With the foundations of our project set, this first post seeks to demonstrate the reason for choosing Bayesian Inference as our probabilistic framework.
What is Probability?
When we say probability, at least in terms of this project in general and events wagering in particular, what we mean is:
“How certain (or uncertain) are we that a given outcome will occur?”
That is, without knowing what the future holds, how do we assign a value to our belief that a given outcome will occur?
A probability of 0 means that we are certain that an outcome has no chance of occurring, while a probability of 1 means that we are certain that an outcome has an absolute chance of occurring.
It’s a bit like this:
Most of what we experience in life isn’t all the way in the red toward 0 nor all the way to the right at 1. It’s somewhere in between.
But where, exactly?
Classical Probability and Poor Inferences
When we think of probability generally, six-sided dice and coins come most frequently to mind and are used very liberally to demonstrate examples of probability.
We assume that rolling a 6 on a six-side die is 1/6 and that getting a heads on a coin flip is 1/2.
These are true for the purposes of those thought experiments.
We might be tempted to extend these thought experiments further and apply them to the case of assigning probabilities to a two-player, winner-take-all game like a trading card game (TCG).
If Player A has played 1,000 games and we know that he or she has won 759 of those games, we might say that the probability that Player A win the 1,001st game is 0.759.
That would be a false assumption.
What this simple model lacks is conditionality.
In the 1,001st game, Player A will not play against some long-run average player under some long-run average conditions, but against a particular player under particular conditions.
What’s more, Player A may never have played this theoretical 1,001st opponent before and may never have seen this opponent’s strategy. In fact, that opponent’s strategy might be completely different from the previous 1,000 strategies Player A has encountered, and might be, something no one has ever seen or accounted for before.

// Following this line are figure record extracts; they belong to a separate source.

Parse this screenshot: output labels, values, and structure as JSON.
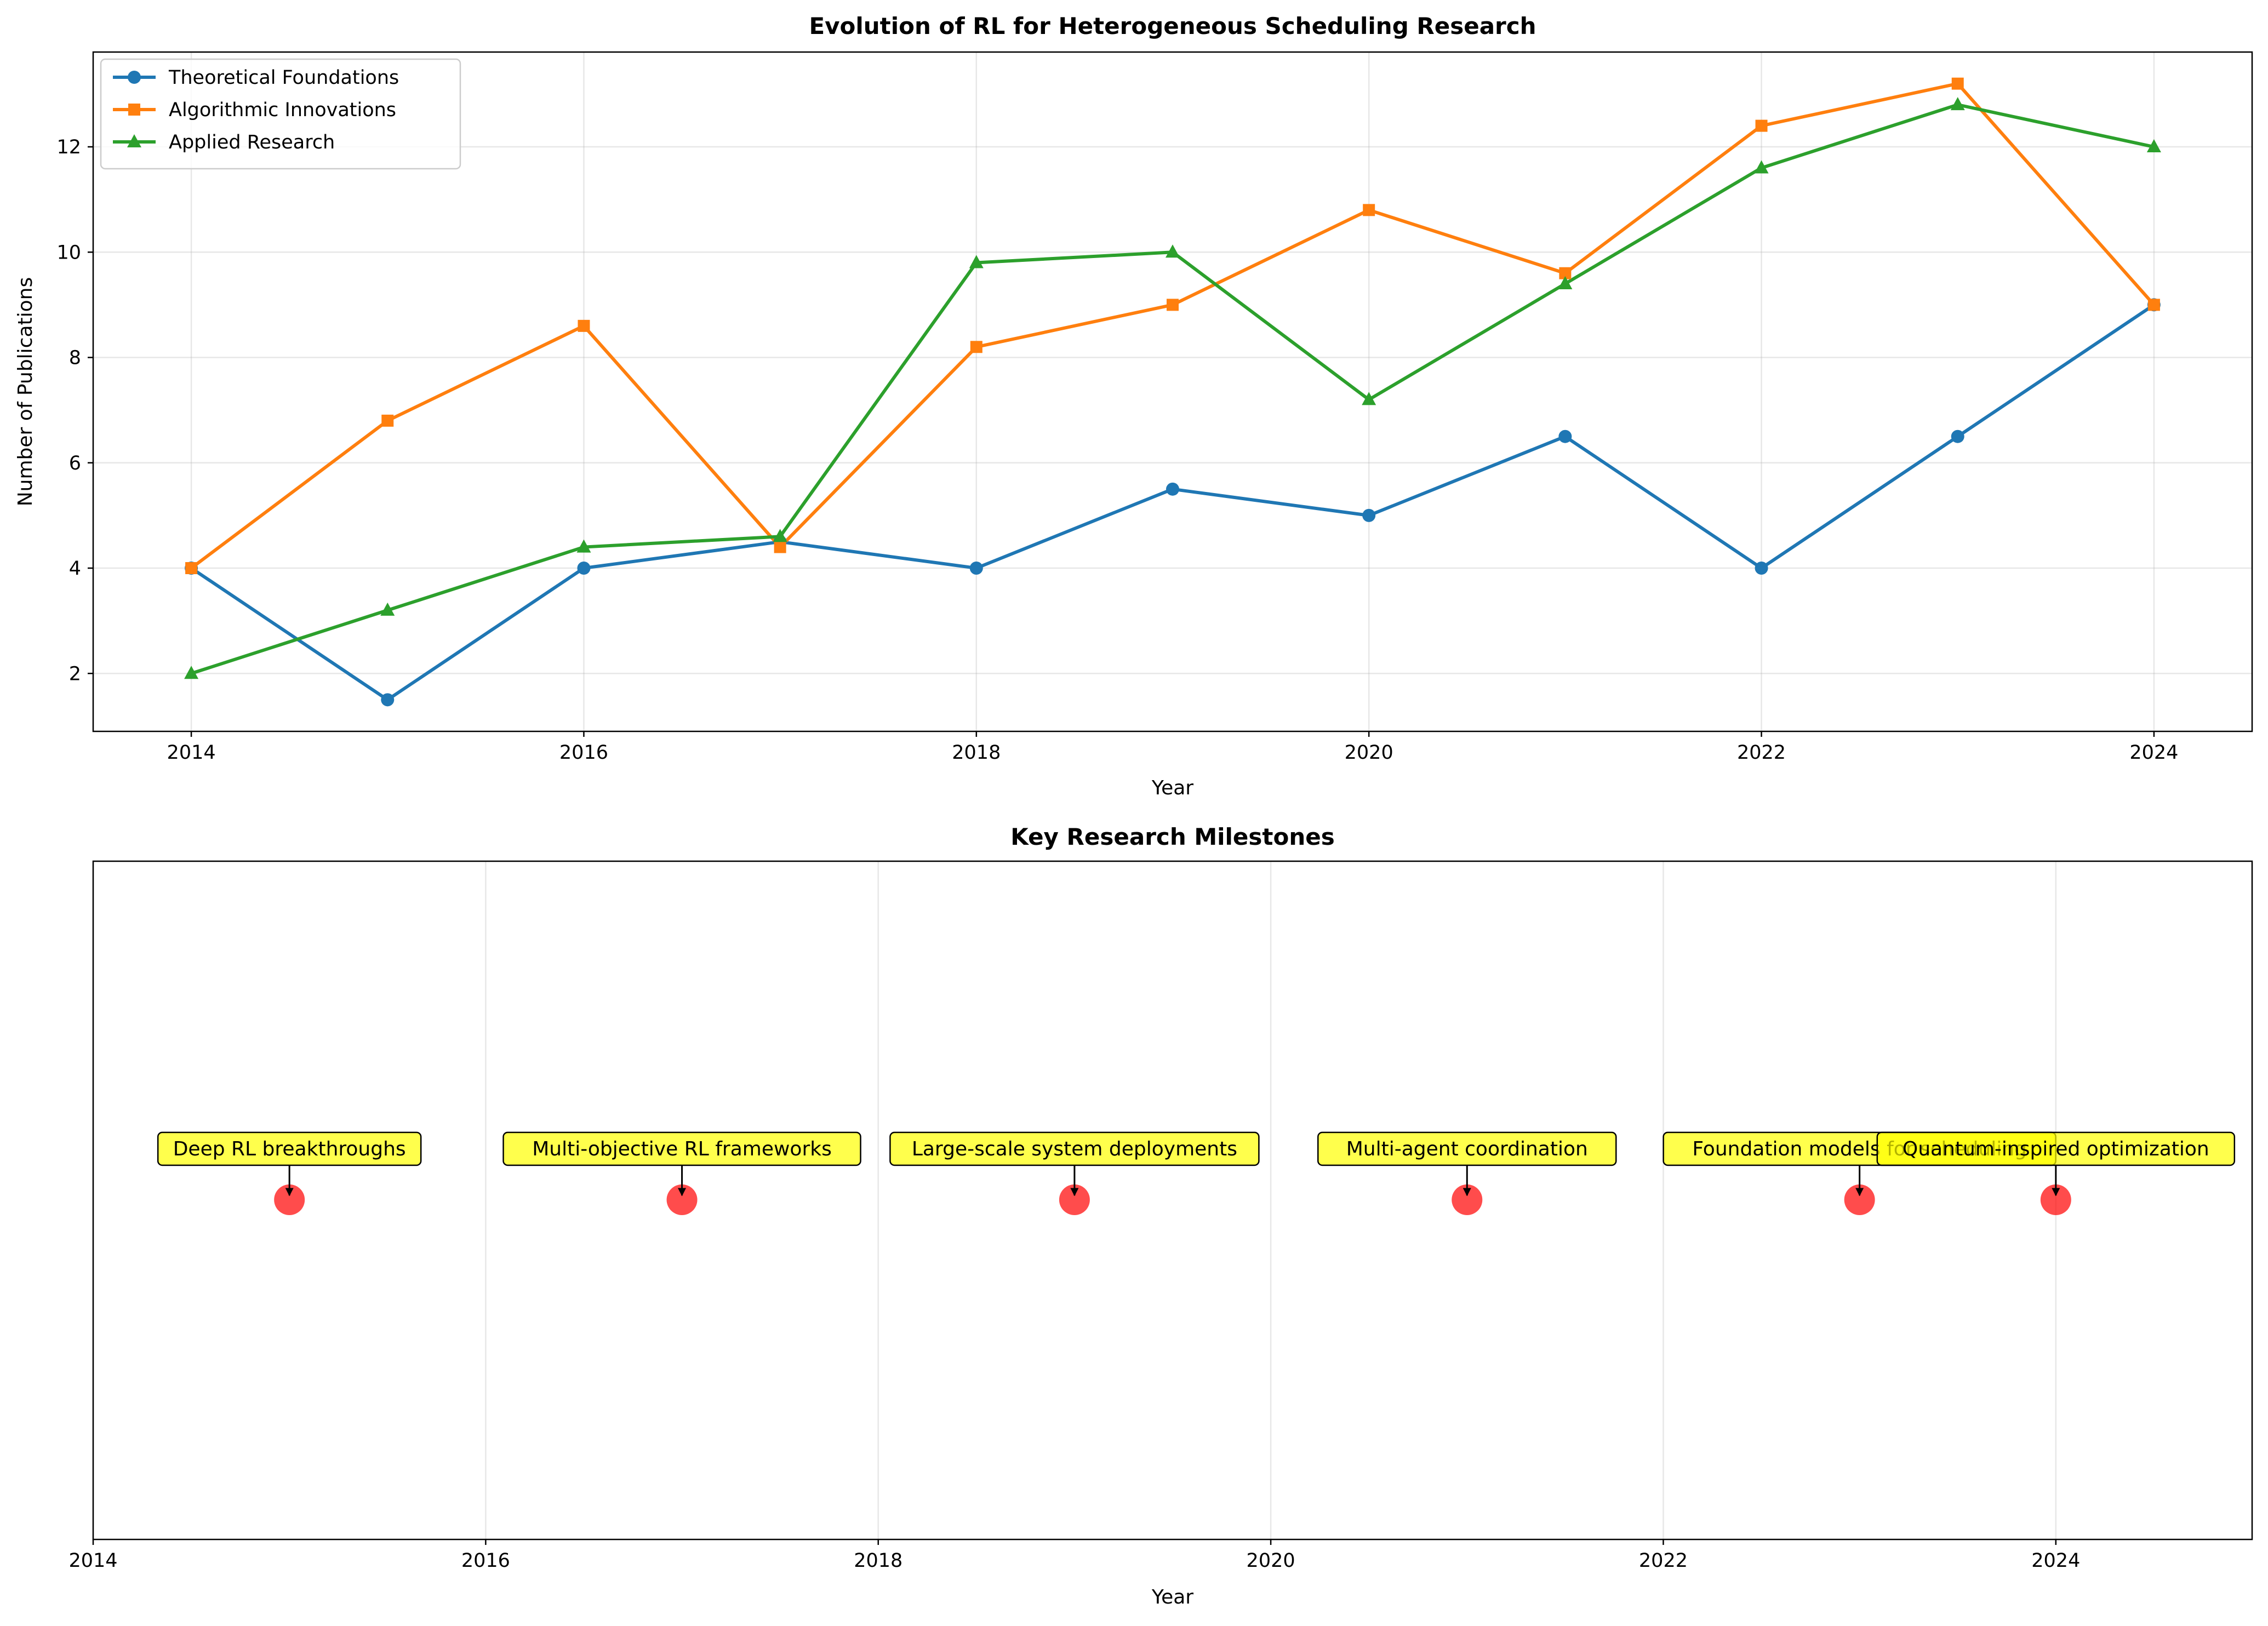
{
  "chart_data": [
    {
      "type": "line",
      "title": "Evolution of RL for Heterogeneous Scheduling Research",
      "xlabel": "Year",
      "ylabel": "Number of Publications",
      "x": [
        2014,
        2015,
        2016,
        2017,
        2018,
        2019,
        2020,
        2021,
        2022,
        2023,
        2024
      ],
      "xlim": [
        2013.5,
        2024.5
      ],
      "ylim": [
        0.9,
        13.8
      ],
      "xticks": [
        2014,
        2016,
        2018,
        2020,
        2022,
        2024
      ],
      "yticks": [
        2,
        4,
        6,
        8,
        10,
        12
      ],
      "grid": true,
      "legend_position": "top-left",
      "series": [
        {
          "name": "Theoretical Foundations",
          "color": "#1f77b4",
          "marker": "circle",
          "values": [
            4.0,
            1.5,
            4.0,
            4.5,
            4.0,
            5.5,
            5.0,
            6.5,
            4.0,
            6.5,
            9.0
          ]
        },
        {
          "name": "Algorithmic Innovations",
          "color": "#ff7f0e",
          "marker": "square",
          "values": [
            4.0,
            6.8,
            8.6,
            4.4,
            8.2,
            9.0,
            10.8,
            9.6,
            12.4,
            13.2,
            9.0
          ]
        },
        {
          "name": "Applied Research",
          "color": "#2ca02c",
          "marker": "triangle",
          "values": [
            2.0,
            3.2,
            4.4,
            4.6,
            9.8,
            10.0,
            7.2,
            9.4,
            11.6,
            12.8,
            12.0
          ]
        }
      ]
    },
    {
      "type": "scatter",
      "title": "Key Research Milestones",
      "xlabel": "Year",
      "xlim": [
        2014,
        2025
      ],
      "xticks": [
        2014,
        2016,
        2018,
        2020,
        2022,
        2024
      ],
      "grid": true,
      "point_color": "#ff0000",
      "label_box_color": "#ffff00",
      "milestones": [
        {
          "x": 2015,
          "label": "Deep RL breakthroughs"
        },
        {
          "x": 2017,
          "label": "Multi-objective RL frameworks"
        },
        {
          "x": 2019,
          "label": "Large-scale system deployments"
        },
        {
          "x": 2021,
          "label": "Multi-agent coordination"
        },
        {
          "x": 2023,
          "label": "Foundation models for scheduling"
        },
        {
          "x": 2024,
          "label": "Quantum-inspired optimization"
        }
      ]
    }
  ]
}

What is Player A’s probability of winning now?
We must conclude that Player A’s probability of winning the 1,001st game is conditioned on these, and many more, circumstances.
Likewise, this 1,001st opponent, call him or her Player B, has a win probability that is likewise conditioned on Player A, Player A’s strategy, and the circumstances of their meeting to play.
Bayesian Inference
The only theoretical framework that allows us to assign these probabilities, in this example and the whole of this project, is Bayes Theorem.
Bayes’ Theorem states that:
[math] P(A|B)=\frac{P(A)P(B|A)}{P(B)}\ [/math]
Applied to our case, this means that the probability of Player A winning given that he or she plays against Player B, P(A|B), is equal to the probability that Player A win any match, P(A), times the probability that Player B win given that he or she plays against Player A, P(B|A), over the probability that Player B win any match, P(B).